Spring Break - No Noon Balloon
James Gaherty - Adventures in Seismology: World-wide Exploration of Continental Rifting
Summary: The notion of continental aggregation and breakup are central to our understanding of plate tectonics and the long-term evolution of the Earth. Through the Wilson cycle, continental plates collide, are stable for millions of years, and then rift apart on new plate boundaries. The process of rifting involves a fascinating interplay of plate reorganization, volcanism, and faulting, and modern-day rift zones are important centers of study for understanding volcanic and tectonic deformation and associated natural hazards. In the past year, Lamont seismologists have initiated major field investigations in two global hot-spots of rifting -- along Lake Malawi in eastern Africa, and on the eastern tip of Papua New Guinea. We discuss the challenges and opportunities of field investigations in active rifts, including opportunities for outreach, capacity building, and initial scientific results.
John Templeton - Backbone of the East: A journey through the geology of the Appalachian Trail
Summary: The Appalachian Trail stretches 2175 miles from Maine to Georgia, coming within sight of Manhattan at Bear Mountain State Park. Geology PhD student John Templeton will recount his 2004 southbound thru-hike of this footpath -- over five months, four hurricanes, and three gorgeous seasons of mountain scenery. The geologic history of the East coast shapes the mountain ranges -- from the deeply cut notches of Maine and New Hampshire, down the long ridges of the Alleghenian fold-and-thrust belt, to the highly metamorphosed rocks of the Blue Ridge. Beginning with a visual tour of the trail, set to authentic Appalachian banjo tunes, the talk will move on to both geologic history of the Appalachian Mountains, and the cultural history of the Trail itself.

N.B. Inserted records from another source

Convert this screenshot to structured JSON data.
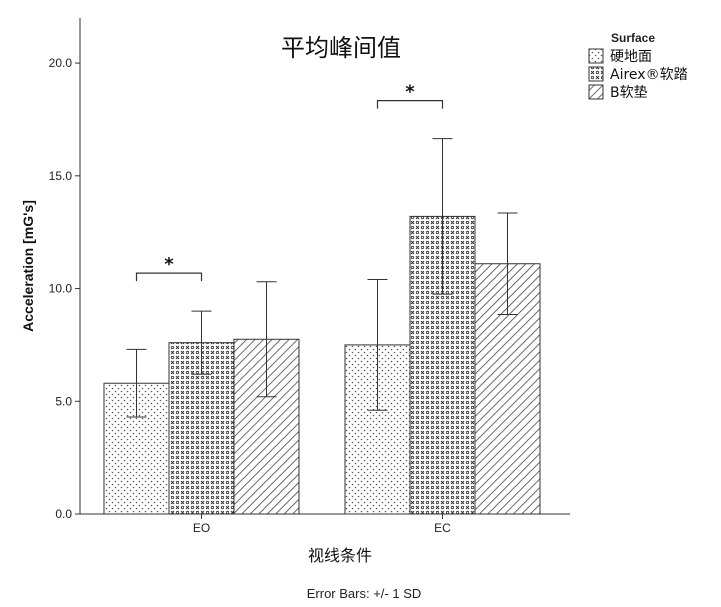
{
  "chart_data": {
    "type": "bar",
    "title": "平均峰间值",
    "xlabel": "视线条件",
    "ylabel": "Acceleration [mG's]",
    "categories": [
      "EO",
      "EC"
    ],
    "yticks": [
      "0.0",
      "5.0",
      "10.0",
      "15.0",
      "20.0"
    ],
    "ylim": [
      0,
      22
    ],
    "legend": {
      "title": "Surface",
      "placement": "top-right"
    },
    "series": [
      {
        "name": "硬地面",
        "pattern": "dots",
        "values": [
          5.8,
          7.5
        ],
        "error": [
          1.5,
          2.9
        ]
      },
      {
        "name": "Airex®软踏",
        "pattern": "crosses",
        "values": [
          7.6,
          13.2
        ],
        "error": [
          1.4,
          3.45
        ]
      },
      {
        "name": "B软垫",
        "pattern": "diagonal",
        "values": [
          7.75,
          11.1
        ],
        "error": [
          2.55,
          2.25
        ]
      }
    ],
    "annotations": [
      {
        "text": "*",
        "category": "EO",
        "between": [
          0,
          1
        ]
      },
      {
        "text": "*",
        "category": "EC",
        "between": [
          0,
          1
        ]
      }
    ],
    "footnote": "Error Bars: +/- 1 SD"
  },
  "colors": {
    "bar_fill": "#ffffff",
    "ink": "#333333"
  }
}
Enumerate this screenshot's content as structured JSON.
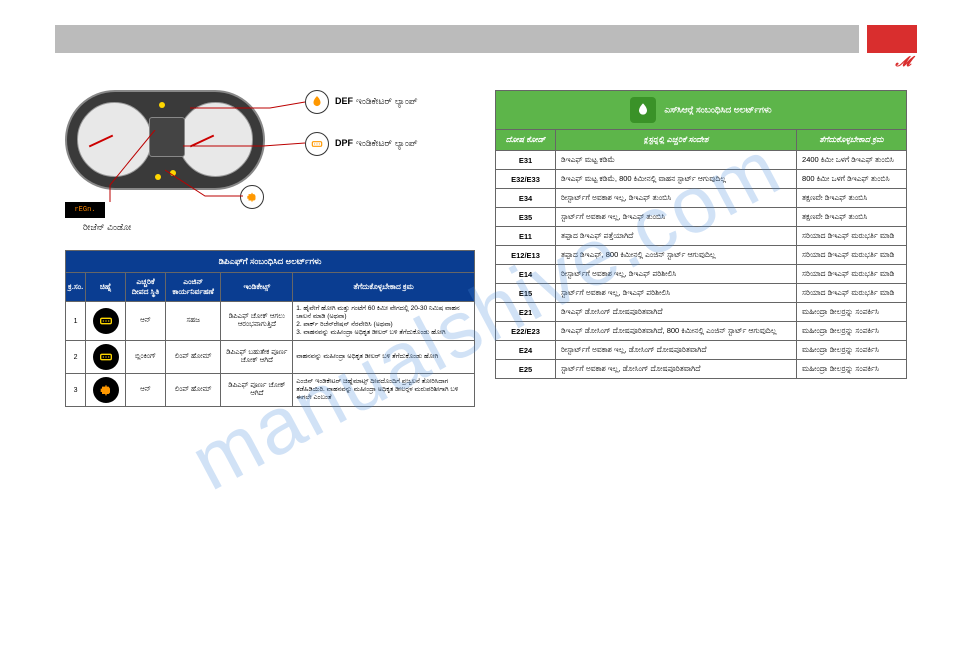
{
  "watermark": "manualshive.com",
  "brand": "Mahindra",
  "cluster": {
    "def_label": "DEF",
    "def_text": "ಇಂಡಿಕೇಟರ್ ಲ್ಯಾಂಪ್",
    "dpf_label": "DPF",
    "dpf_text": "ಇಂಡಿಕೇಟರ್ ಲ್ಯಾಂಪ್",
    "regen_disp": "rEGn.",
    "regen_text": "ರೀಜೆನ್ ವಿಂಡೋ"
  },
  "dpf_table": {
    "title": "ಡಿಪಿಎಫ್‍ಗೆ ಸಂಬಂಧಿಸಿದ ಅಲರ್ಟ್‍ಗಳು",
    "headers": [
      "ಕ್ರ.ಸಂ.",
      "ಚಿಹ್ನೆ",
      "ಎಚ್ಚರಿಕೆ ದೀಪದ ಸ್ಥಿತಿ",
      "ಎಂಜಿನ್ ಕಾರ್ಯನಿರ್ವಹಣೆ",
      "ಇಂಡಿಕೇಟ್ಸ್",
      "ತೆಗೆದುಕೊಳ್ಳಬೇಕಾದ ಕ್ರಮ"
    ],
    "rows": [
      {
        "sn": "1",
        "state": "ಆನ್",
        "op": "ಸಹಜ",
        "ind": "ಡಿಪಿಎಫ್ ಚೋಕ್ ಆಗಲು ಆರಂಭವಾಗುತ್ತಿದೆ",
        "action": "1. ಹೈವೇಗೆ ಹೋಗಿ ಮತ್ತು ಗಂಟೆಗೆ 60 ಕಿಮೀ ವೇಗದಲ್ಲಿ 20-30 ನಿಮಿಷ ವಾಹನ ಚಾಲನೆ ಮಾಡಿ (ಅಥವಾ)\n2. ಪಾರ್ಕ್ ರಿಜೆನ್‍ರೇಷನ್ ನೆರವೇರಿಸಿ (ಅಥವಾ)\n3. ವಾಹನವನ್ನು ಮಹೀಂದ್ರಾ ಅಧಿಕೃತ ಡೀಲರ್ ಬಳಿ ತೆಗೆದುಕೊಂಡು ಹೋಗಿ"
      },
      {
        "sn": "2",
        "state": "ಬ್ಲಿಂಕಿಂಗ್",
        "op": "ಲಿಂಪ್ ಹೋಮ್",
        "ind": "ಡಿಪಿಎಫ್ ಬಹುತೇಕ ಪೂರ್ಣ ಚೋಕ್ ಆಗಿದೆ",
        "action": "ವಾಹನವನ್ನು ಮಹೀಂದ್ರಾ ಅಧಿಕೃತ ಡೀಲರ್ ಬಳಿ ತೆಗೆದುಕೊಂಡು ಹೋಗಿ"
      },
      {
        "sn": "3",
        "state": "ಆನ್",
        "op": "ಲಿಂಪ್ ಹೋಮ್",
        "ind": "ಡಿಪಿಎಫ್ ಪೂರ್ಣ ಚೋಕ್ ಆಗಿದೆ",
        "action": "ಎಂಜಿನ್ ಇಂಡಿಕೇಟರ್ ಚಿಹ್ನೆಮಾಟ್ಸ್ ದೀಪದೊಂದಿಗೆ ಪ್ರಜ್ವಲನೆ ತೋರಿಸಿದಾಗ ತಡೆಹಿಡಿಯಿರಿ. ವಾಹನವನ್ನು ಮಹೀಂದ್ರಾ ಅಧಿಕೃತ ಡೀಲರ್‍ಗಳ ಮರುಪರಿಶೀಗಾಗಿ ಬಳಿ ಈಗಲೇ ಎಂಬಂತೆ"
      }
    ]
  },
  "scr_table": {
    "title": "ಎಸ್‍ಸಿಆರ್‍ಗೆ ಸಂಬಂಧಿಸಿದ ಅಲರ್ಟ್‍ಗಳು",
    "headers": [
      "ದೋಷ ಕೋಡ್",
      "ಕ್ಲಸ್ಟರ್‍ನಲ್ಲಿ ಎಚ್ಚರಿಕೆ ಸಂದೇಶ",
      "ತೆಗೆದುಕೊಳ್ಳಬೇಕಾದ ಕ್ರಮ"
    ],
    "rows": [
      {
        "code": "E31",
        "msg": "ಡಿಇಎಫ್ ಮಟ್ಟ ಕಡಿಮೆ",
        "act": "2400 ಕಿಮೀ ಒಳಗೆ ಡಿಇಎಫ್ ತುಂಬಿಸಿ"
      },
      {
        "code": "E32/E33",
        "msg": "ಡಿಇಎಫ್ ಮಟ್ಟ ಕಡಿಮೆ, 800 ಕಿಮೀನಲ್ಲಿ ವಾಹನ ಸ್ಟಾರ್ಟ್ ಆಗುವುದಿಲ್ಲ",
        "act": "800 ಕಿಮೀ ಒಳಗೆ ಡಿಇಎಫ್ ತುಂಬಿಸಿ"
      },
      {
        "code": "E34",
        "msg": "ರೀಸ್ಟಾರ್ಟ್‍ಗೆ ಅವಕಾಶ ಇಲ್ಲ, ಡಿಇಎಫ್ ತುಂಬಿಸಿ",
        "act": "ತಕ್ಷಣವೇ ಡಿಇಎಫ್ ತುಂಬಿಸಿ"
      },
      {
        "code": "E35",
        "msg": "ಸ್ಟಾರ್ಟ್‍ಗೆ ಅವಕಾಶ ಇಲ್ಲ, ಡಿಇಎಫ್ ತುಂಬಿಸಿ",
        "act": "ತಕ್ಷಣವೇ ಡಿಇಎಫ್ ತುಂಬಿಸಿ"
      },
      {
        "code": "E11",
        "msg": "ತಪ್ಪಾದ ಡಿಇಎಫ್ ಪತ್ತೆಯಾಗಿದೆ",
        "act": "ಸರಿಯಾದ ಡಿಇಎಫ್ ಮರುಭರ್ತಿ ಮಾಡಿ"
      },
      {
        "code": "E12/E13",
        "msg": "ತಪ್ಪಾದ ಡಿಇಎಫ್, 800 ಕಿಮೀನಲ್ಲಿ ಎಂಜಿನ್ ಸ್ಟಾರ್ಟ್ ಆಗುವುದಿಲ್ಲ",
        "act": "ಸರಿಯಾದ ಡಿಇಎಫ್ ಮರುಭರ್ತಿ ಮಾಡಿ"
      },
      {
        "code": "E14",
        "msg": "ರೀಸ್ಟಾರ್ಟ್‍ಗೆ ಅವಕಾಶ ಇಲ್ಲ, ಡಿಇಎಫ್ ಪರಿಶೀಲಿಸಿ",
        "act": "ಸರಿಯಾದ ಡಿಇಎಫ್ ಮರುಭರ್ತಿ ಮಾಡಿ"
      },
      {
        "code": "E15",
        "msg": "ಸ್ಟಾರ್ಟ್‍ಗೆ ಅವಕಾಶ ಇಲ್ಲ, ಡಿಇಎಫ್ ಪರಿಶೀಲಿಸಿ",
        "act": "ಸರಿಯಾದ ಡಿಇಎಫ್ ಮರುಭರ್ತಿ ಮಾಡಿ"
      },
      {
        "code": "E21",
        "msg": "ಡಿಇಎಫ್ ಡೋಸಿಂಗ್ ದೋಷಪೂರಿತವಾಗಿದೆ",
        "act": "ಮಹೀಂದ್ರಾ ಡೀಲರ್‍ರನ್ನು ಸಂಪರ್ಕಿಸಿ"
      },
      {
        "code": "E22/E23",
        "msg": "ಡಿಇಎಫ್ ಡೋಸಿಂಗ್ ದೋಷಪೂರಿತವಾಗಿದೆ, 800 ಕಿಮೀನಲ್ಲಿ ಎಂಜಿನ್ ಸ್ಟಾರ್ಟ್ ಆಗುವುದಿಲ್ಲ",
        "act": "ಮಹೀಂದ್ರಾ ಡೀಲರ್‍ರನ್ನು ಸಂಪರ್ಕಿಸಿ"
      },
      {
        "code": "E24",
        "msg": "ರೀಸ್ಟಾರ್ಟ್‍ಗೆ ಅವಕಾಶ ಇಲ್ಲ, ಡೋಸಿಂಗ್ ದೋಷಪೂರಿತವಾಗಿದೆ",
        "act": "ಮಹೀಂದ್ರಾ ಡೀಲರ್‍ರನ್ನು ಸಂಪರ್ಕಿಸಿ"
      },
      {
        "code": "E25",
        "msg": "ಸ್ಟಾರ್ಟ್‍ಗೆ ಅವಕಾಶ ಇಲ್ಲ, ಡೋಸಿಂಗ್ ದೋಷಪೂರಿತವಾಗಿದೆ",
        "act": "ಮಹೀಂದ್ರಾ ಡೀಲರ್‍ರನ್ನು ಸಂಪರ್ಕಿಸಿ"
      }
    ]
  }
}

Greg Mountain - Drilling Holes in the Ocean Floor: What Does That Tell Us About Sea-Level Rise?
Summary: Unless someone finds a place to put glacial meltwater and thermally expanded seawater, people living near shorelines should start getting used to wet feet. But just how fast is sea level rising right now, and how do we know? Were rates and magnitudes of sea-level change different in the past? And why are some shorelines at more risk of drowning than others? Answers to these questions, and others like them, are coming from scientists drilling holes in the ocean floor, peeling back layers of sediment that contain evidence of ancient ups and downs of sea level. In this talk we'll look at the results of recent drilling expeditions and discuss what they can tell us about reading the geologic record and making forecasts about the future.